|Title:||Ab initio chemical kinetics and flickering flame dynamics of n-alkane fuel combustion|
|Advisors:||Zhang, Peng (ME)|
Wen, Chih-yung (AAE)
Hong Kong Polytechnic University -- Dissertations
|Department:||Department of Mechanical Engineering|
|Pages:||xxii, 166 pages : color illustrations|
|Abstract:||The thesis consists of two parts. In Part 1, the ab initio chemical thermodynamics and chemical kinetics of typical combustion reactions of large straight-chain alkanes were investigated computationally. In Part 2, the dynamical behaviors of coupled flickering buoyant diffusion flames of alkane fuels were investigated experimentally. Four main studies and achievements are summarized as follows.|
1. Accurate thermochemical data are of great importance in developing quantitatively predictive reaction mechanisms for transportation fuels, which are primarily composed of large hydrocarbon molecules, especially of long-chain alkanes containing more than 10 carbon atoms. The thesis presents an ONIOM[QCISD(T)/CBS:DFT]-based theoretical thermochemistry study on the hydrogen abstraction reactions of straight-chain alkanes, n-CnH2n+2 + R (n = 1-16, R = H, OH, HO2). These reactions (n ≥ 10) are computationally intractable for the prevalent high-level ab initio methods but are readily dealt with by the ONIOM-based method. The calculated results are in very good agreement with those obtained by using the widely accepted high-level QCISD(T)/CBS method, and their discrepancies are generally less than 0.10 kcal/mol. The present results demonstrate that the ONIOM-based method provides an accurate and efficient approach for the computational thermochemistry of large straight-chain hydrocarbon molecules in transportation fuels.

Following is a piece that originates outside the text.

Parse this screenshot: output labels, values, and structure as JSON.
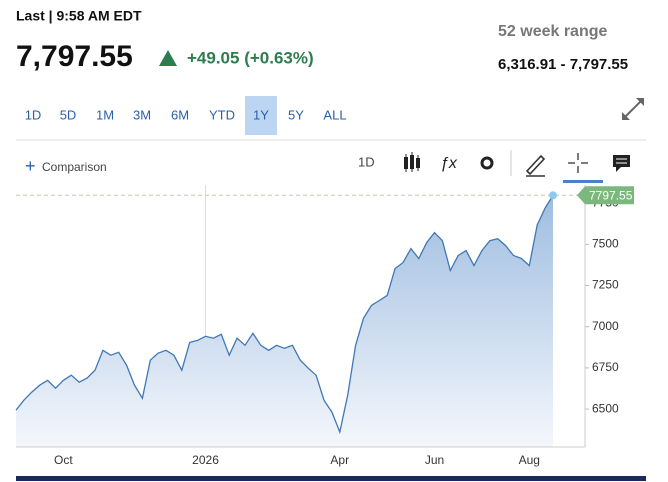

2. Besides the single-point energy, the partition function is another crucial factor in the calculation of thermochemistry and chemical kinetics of large straight-chain alkanes. In the present thesis, we aimed to propose a systematic method to assess and explain the performance of variants of the MS-T (the multi-structural approximation with torsional anharmonicity) method which have widely used for large molecules. First, we proposed the simplest variant MS-2NN (two nearest neighborhood torsions are coupled) and systematically validated it for large alkanes n-CnH2n+2 (n=6-10) and their transition states of hydrogen abstraction reactions. Second, we proposed a metric-based method to explain the underlying reason for the good performance of MS-2NN ⎯ it includes the torsional conformers that have dominant contributions to the partition function calculations. These conformers are closer to the lowest-energy conformer in the space of dihedral and energy metrics. Third, the same observation and explanation apply to the other two variants, MS-2DT (any two torsions are coupled) and MS-3DT (any three torsional are coupled), which contain increasingly more torsional conformers than MS-2NN but are subsets of the complete set of torsional conformers considered by the MS-T method. Overall, the present method provides a mathematically rigorous and computationally effective diagnosis tool to assess various MS-T methods dealing with the torsional anharmonicity of large molecules in partition function calculation.
3. Torsional modes within a complex molecule containing various groups are often strongly coupled so that the harmonic approximation and one-dimensional torsional treatment are inaccurate to evaluate their partition functions. Although the MS-T method has been proposed to deal with the torsional anharmonicity, it approximates the exact "almost periodic" potential energy as a summation of local periodic functions with symmetric barrier positions and heights. In the present thesis, we illustrated that the approximation is inaccurate when the torsional modes present non-uniformly distributed local minima. Therefore, we proposed an improved method (MS-ASB) to reconstruct the approximate potential to replace the periodic potential by using the information of the local minima and their Voronoi tessellation.
4. Regardless of the noteworthy progress in experimental progress in discovering dynamical behaviors of coupled multiple flickering diffusion flames, there are two major deficiencies in the existing experimental studies to be solved and the understanding of the multiple coupled flickering diffusion flames is still in the infant stage. Consequently, we established a well-controlled gaseous n-alkane diffusion flame experiment which well remedies the deficiencies of prevalent candle-flame experiments, and we developed a Wasserstein-space-based methodology for dynamical mode recognition, which is validated in the present triple-flame systems but can be readily generalized to the dynamical systems consisting of an arbitrary finite number of flames. By use of the present experiment and methodology, seven distinct stable dynamical modes were recognized, such as the in-phase mode, the flickering death mode, the partial flickering death mode, the partial in-phase mode, the rotation mode, the partial decoupled mode, and the decoupled mode. These modes unify the literature results for triple flickering flame system in the straight-line and equal-lateral triangle arrangements. Compared with the mode recognitions in physical space and phase space, the Wasserstein-space-based methodology avoids personal subjectivity and is more applicable in high-dimensional systems, as it is based on the concept of distance between distribution functions of phase points. Consequently, the identification or discrimination of two dynamical modes can be quantified as the small or large Wasserstein distance, respectively.